Today is a new day. I am breathing. I have a plate full of things to do. I will be OK.
Without even knowing what was going on with me, my friend texted me this affirmation:
I offered my best self today.
Source unknown
It doesn’t matter if I did everything perfectly.
The day is now past and I will let it be.
I am looking forward to the morning.
I have the power to make tomorrow a great day.
I will feed my strength with sleep.
Tomorrow I will grow further.
Today is a new day, a new week, and I don’t have to understand myself.
This is beautiful and powerful. Thank you for sharing. Sending love.
The complex emotions that are nestled in this piece are powerful; yet, your description of how grief sits just under the surface ready to be fueled is most poignant. I do wish you a new day and that power to endure and be OK.
Thanks Anita. So far so good. I feel like I was washed clean in a way. Probably something I needed to go through.
I think the most difficult thing about living with grief is the absolute randomness of when it can overwhelm us. I do believe that tears are cleansing, but they are never predictable. Love this line from the affirmation: “I will feed my strength with sleep.”
Such wise words. I think tears are so cathartic and I understand the feeling you described. When you offer love and support to someone who is hurting, it brings up similar feelings within us. Feeling those feelings and releasing them through our tears is, in my opinion, an important part of the process. I love how you described the weight of grief.
Thanks for this. I sometimes feel I am crazy and have little control. I need to learn a new perspective: strength in shared experiences and tears.
I can feel the weight of your grief with your words, but I also feel your deep breath. I am copying that affirmation down in my notebook because I am sure it will bring me comfort when I need it. I hope your day was better an full of promise.
Thanks, Leigh Anne. I had a good Monday even though I forgot about my Dr appointment that I had made a year ago, so I had to find people to cover for me. But they did and all is well.
This line made me nod in recognition, “the more I tried to understand, the more I cried.” Grief is such a complicated feeling and you express it well here, even if you are trying not to seek understanding right now (so hard in and of itself). I love the affirmation & am writing it down. May your grief rise and fall as you love others and allow yourself to be loved.

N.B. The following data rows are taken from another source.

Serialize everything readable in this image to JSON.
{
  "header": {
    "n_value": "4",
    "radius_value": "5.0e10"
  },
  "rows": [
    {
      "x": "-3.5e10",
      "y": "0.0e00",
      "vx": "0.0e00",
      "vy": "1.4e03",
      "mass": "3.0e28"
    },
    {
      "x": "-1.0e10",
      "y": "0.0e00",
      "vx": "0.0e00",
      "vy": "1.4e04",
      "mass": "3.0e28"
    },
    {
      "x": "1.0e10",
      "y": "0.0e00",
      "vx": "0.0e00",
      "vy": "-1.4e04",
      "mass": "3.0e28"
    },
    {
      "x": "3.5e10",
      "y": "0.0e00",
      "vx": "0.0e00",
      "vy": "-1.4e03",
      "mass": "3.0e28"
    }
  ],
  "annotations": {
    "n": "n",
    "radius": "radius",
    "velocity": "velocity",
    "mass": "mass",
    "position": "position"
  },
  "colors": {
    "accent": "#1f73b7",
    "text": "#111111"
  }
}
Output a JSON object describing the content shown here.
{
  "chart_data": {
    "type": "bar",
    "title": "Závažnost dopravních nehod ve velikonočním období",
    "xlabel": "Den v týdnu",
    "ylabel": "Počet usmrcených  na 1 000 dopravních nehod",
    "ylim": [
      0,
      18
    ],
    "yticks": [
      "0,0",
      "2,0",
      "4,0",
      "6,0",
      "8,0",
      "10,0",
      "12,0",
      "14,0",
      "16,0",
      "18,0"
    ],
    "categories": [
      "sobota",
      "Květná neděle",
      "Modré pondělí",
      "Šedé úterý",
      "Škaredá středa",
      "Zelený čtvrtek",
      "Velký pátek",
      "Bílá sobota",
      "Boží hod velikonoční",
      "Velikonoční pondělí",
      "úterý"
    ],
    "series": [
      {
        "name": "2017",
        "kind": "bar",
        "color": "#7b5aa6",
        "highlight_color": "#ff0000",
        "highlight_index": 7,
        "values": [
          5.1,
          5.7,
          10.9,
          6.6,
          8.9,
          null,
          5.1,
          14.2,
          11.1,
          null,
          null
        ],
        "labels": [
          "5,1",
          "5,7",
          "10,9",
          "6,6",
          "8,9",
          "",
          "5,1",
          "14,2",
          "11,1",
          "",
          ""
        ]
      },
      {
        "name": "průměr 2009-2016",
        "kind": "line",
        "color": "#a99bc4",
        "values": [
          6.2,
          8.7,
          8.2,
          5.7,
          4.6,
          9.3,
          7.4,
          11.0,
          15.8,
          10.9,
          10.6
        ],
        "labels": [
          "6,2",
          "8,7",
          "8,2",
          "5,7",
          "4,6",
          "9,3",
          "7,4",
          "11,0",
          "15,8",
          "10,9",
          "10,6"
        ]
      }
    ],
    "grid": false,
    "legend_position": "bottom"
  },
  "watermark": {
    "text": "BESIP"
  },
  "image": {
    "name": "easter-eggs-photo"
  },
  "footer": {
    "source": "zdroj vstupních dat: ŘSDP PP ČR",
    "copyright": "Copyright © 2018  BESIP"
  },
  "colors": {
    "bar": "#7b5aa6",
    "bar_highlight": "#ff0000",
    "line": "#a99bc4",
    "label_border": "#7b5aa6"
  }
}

You touched one of the tender things for me “allowing yourself to be loved” and I’m also triggered by thoughts of being someone who is lovable. Complicated, yes.
Thanks for sharing those feelings that well up, sometimes feeling so overwhelming. I need reminders that we are not always in control of what we feel, what we remember. Let’s be kind to ourselves and to each other. “…and I don’t have to understand myself.”
I believe that our vulnerabilities connect us more than our strengths. Today was a good day. I feel much better. Thanks for reading and caring.